The place in which you certainly want to avoid half-wheeling, the chain gang isn’t a group of stripe clad prisoners chipping away at rocks in this case but rather a formation in which rider line up in order to slipstream each other when out for a hard ride. Not for the faint of heart and can be very tricky for beginners. You’ll want to give yourself a good amount of practice and do so with a group of people you trust, it requires teamwork in order to avoid silly mishaps and accidents which can occur when someone decides to be reckless.
This does not involve any funny business out there on the roads so clean that dirty mind up right now. No bonking is more like ‘hitting the wall’, when you just don’t feel you’re able to go on anymore and likely just wait somewhere feeling very sorry for yourself until you can ride again. This is pretty common in your earlier days of riding but can still haunt you later if you don’t watch those energy levels or bite of a bit more than you can chew in terms of distance or incline. Not to mention the times those pesky half-wheelers join you.
Testers, often tied to other expressions like ‘contre-le-montre’ and the even more pretentious term ‘the race of truth’, is actually far less ridiculous than you may expect. It actually refers to a time trial and the cyclists that ride them.

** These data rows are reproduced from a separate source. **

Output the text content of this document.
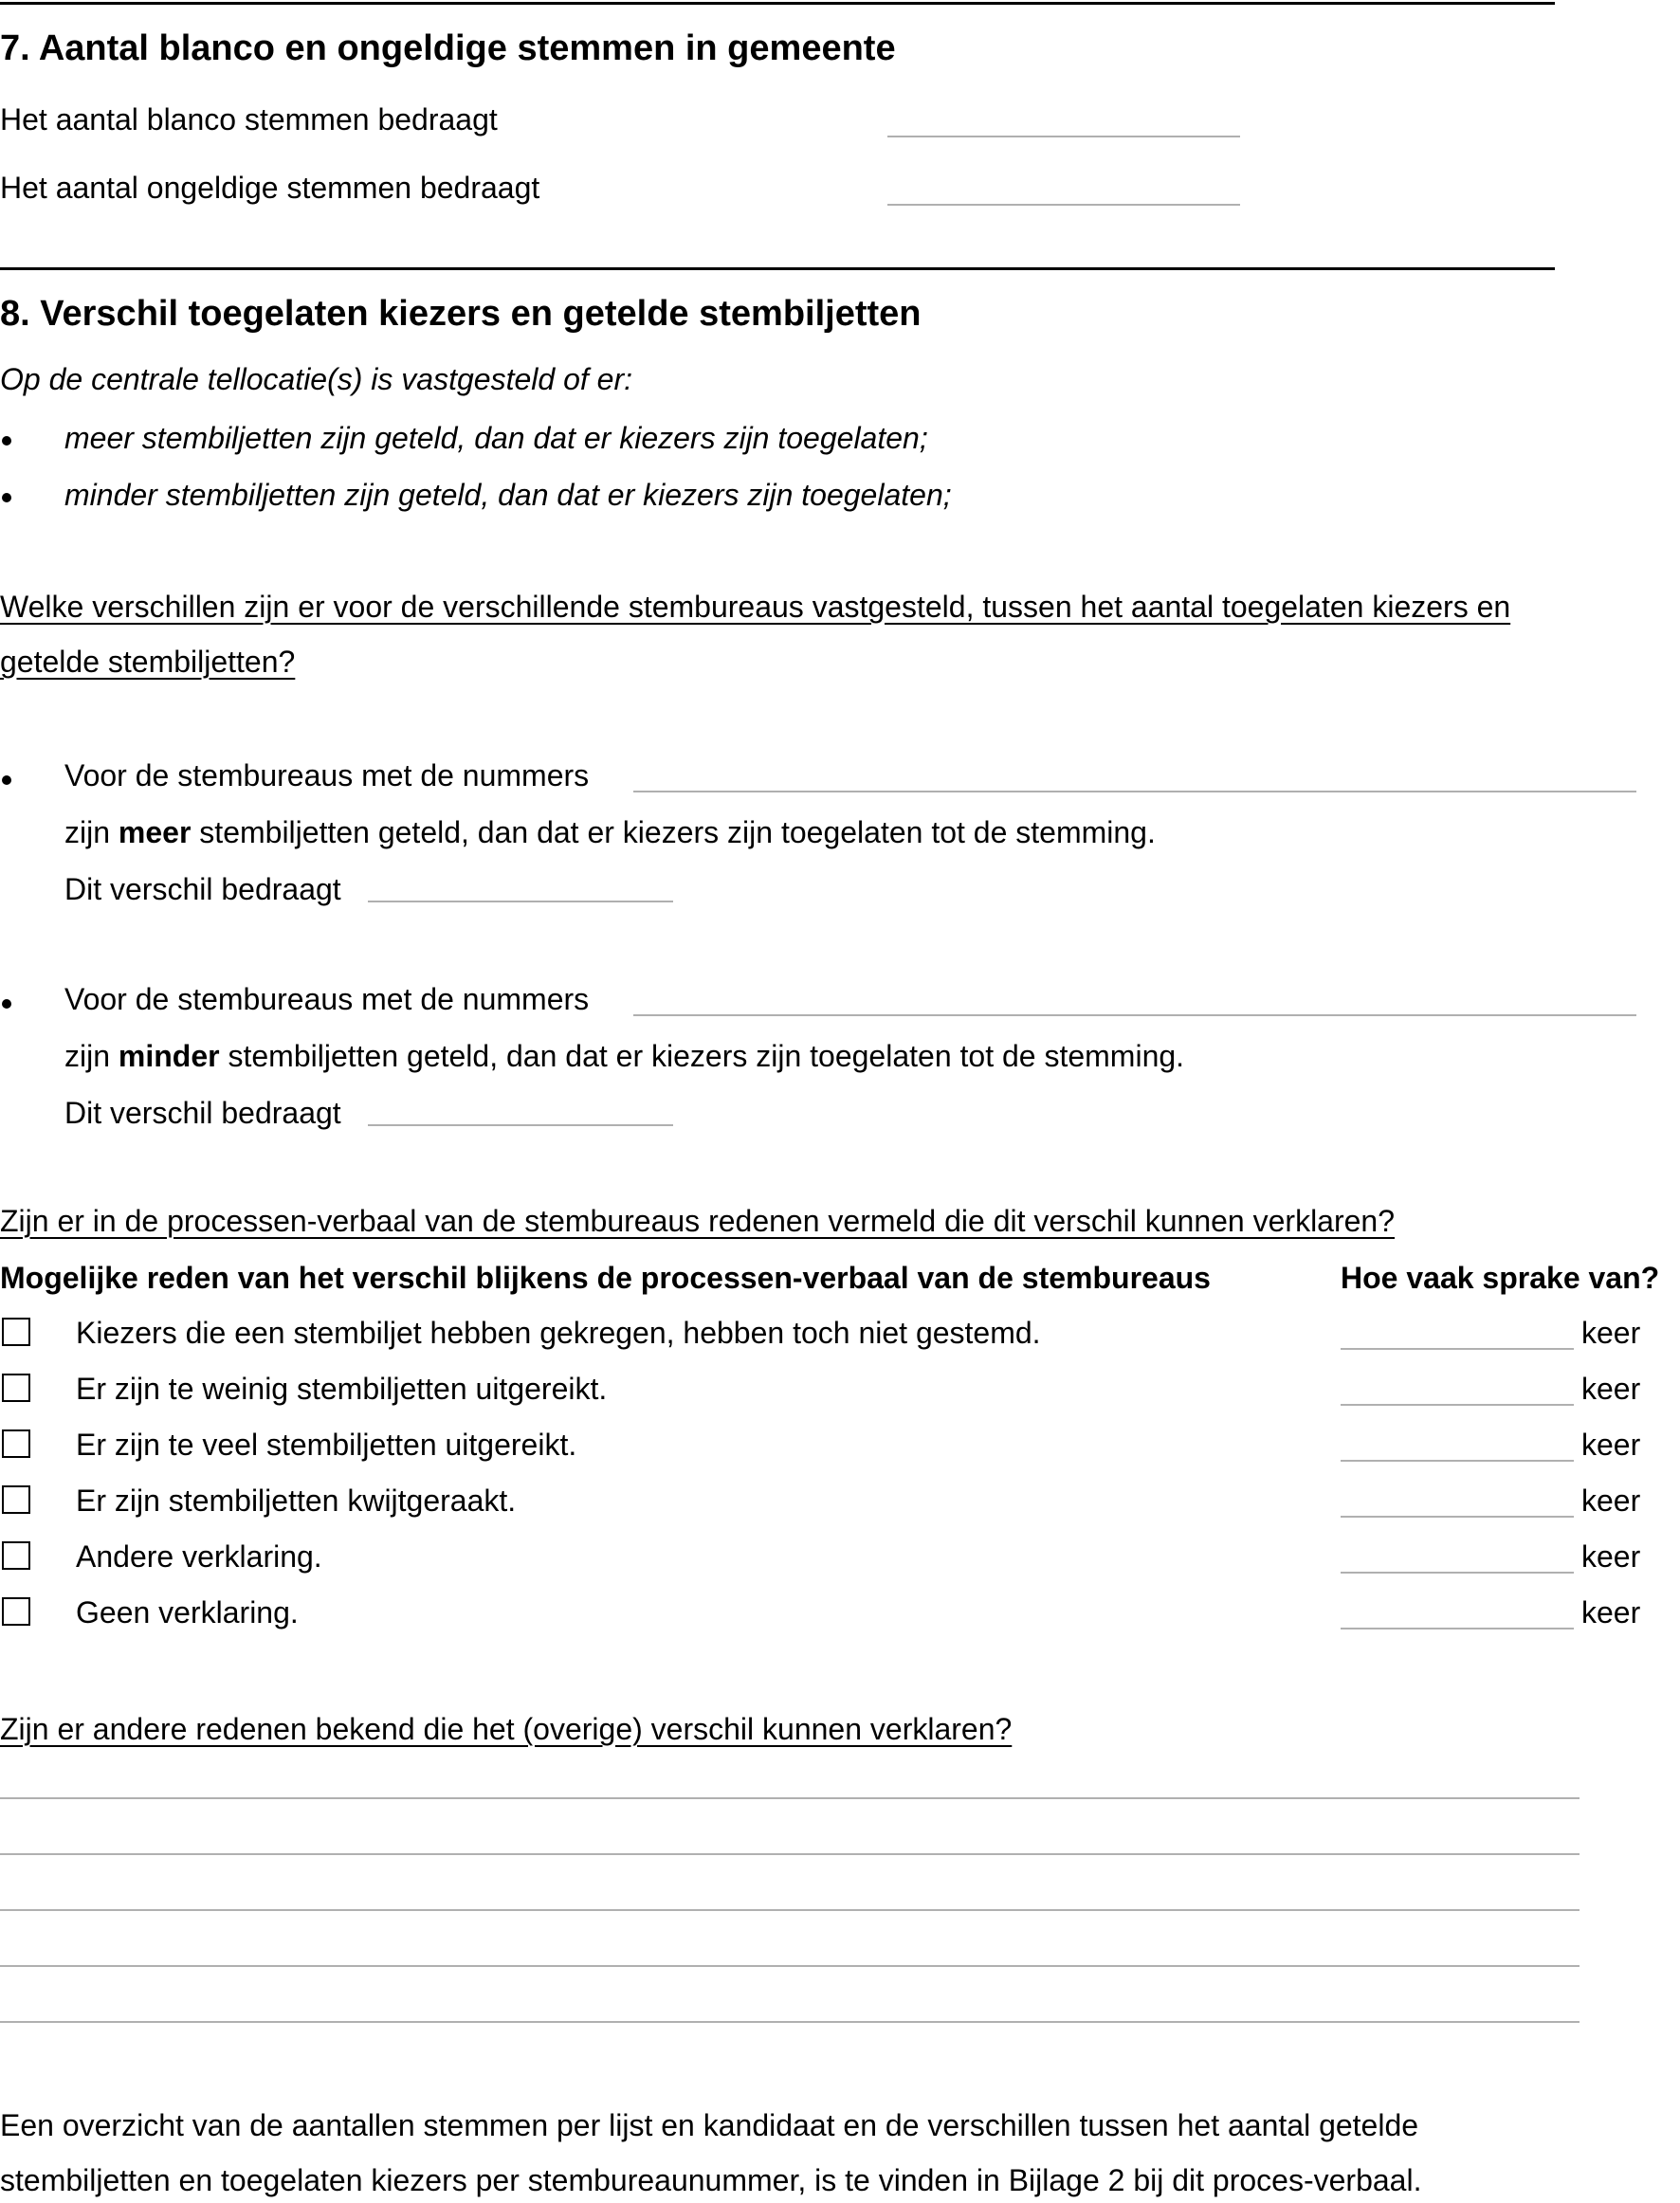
7. Aantal blanco en ongeldige stemmen in gemeente
Het aantal blanco stemmen bedraagt
Het aantal ongeldige stemmen bedraagt
8. Verschil toegelaten kiezers en getelde stembiljetten
Op de centrale tellocatie(s) is vastgesteld of er:
meer stembiljetten zijn geteld, dan dat er kiezers zijn toegelaten;
minder stembiljetten zijn geteld, dan dat er kiezers zijn toegelaten;
Welke verschillen zijn er voor de verschillende stembureaus vastgesteld, tussen het aantal toegelaten kiezers en
getelde stembiljetten?
Voor de stembureaus met de nummers
zijn meer stembiljetten geteld, dan dat er kiezers zijn toegelaten tot de stemming.
Dit verschil bedraagt
Voor de stembureaus met de nummers
zijn minder stembiljetten geteld, dan dat er kiezers zijn toegelaten tot de stemming.
Dit verschil bedraagt
Zijn er in de processen-verbaal van de stembureaus redenen vermeld die dit verschil kunnen verklaren?
Mogelijke reden van het verschil blijkens de processen-verbaal van de stembureaus	Hoe vaak sprake van?
Kiezers die een stembiljet hebben gekregen, hebben toch niet gestemd.	keer
Er zijn te weinig stembiljetten uitgereikt.	keer
Er zijn te veel stembiljetten uitgereikt.	keer
Er zijn stembiljetten kwijtgeraakt.	keer
Andere verklaring.	keer
Geen verklaring.	keer
Zijn er andere redenen bekend die het (overige) verschil kunnen verklaren?
Een overzicht van de aantallen stemmen per lijst en kandidaat en de verschillen tussen het aantal getelde
stembiljetten en toegelaten kiezers per stembureaunummer, is te vinden in Bijlage 2 bij dit proces-verbaal.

You’ll usually see these things going on wherever you imagined people weren’t allowed to cycle, like your local bypass.
At some point someone may ask you to cream your chammy, don’t be alarmed. I don’t know why cycling jargon has such an affinity with the lude and crude but the word ‘chammy’ is actually referring to the chamois in your shorts, aka the padding that helps soften the blow of that sometimes-crippling saddle of yours. The cream is applied to prevent any chafing, sores or sometimes even worse whilst you’re out there on the road.
Sort of the reverse of a chain gang, when cross winds approach the chain gang formation becomes rather pointless, instead a group of cyclists may form a line side by side in order to shelter each other from the stiff breeze. If the chain gang was hard mode this is expert level and can be very daunting for beginners, again you’ll want to practice before entering the echelon.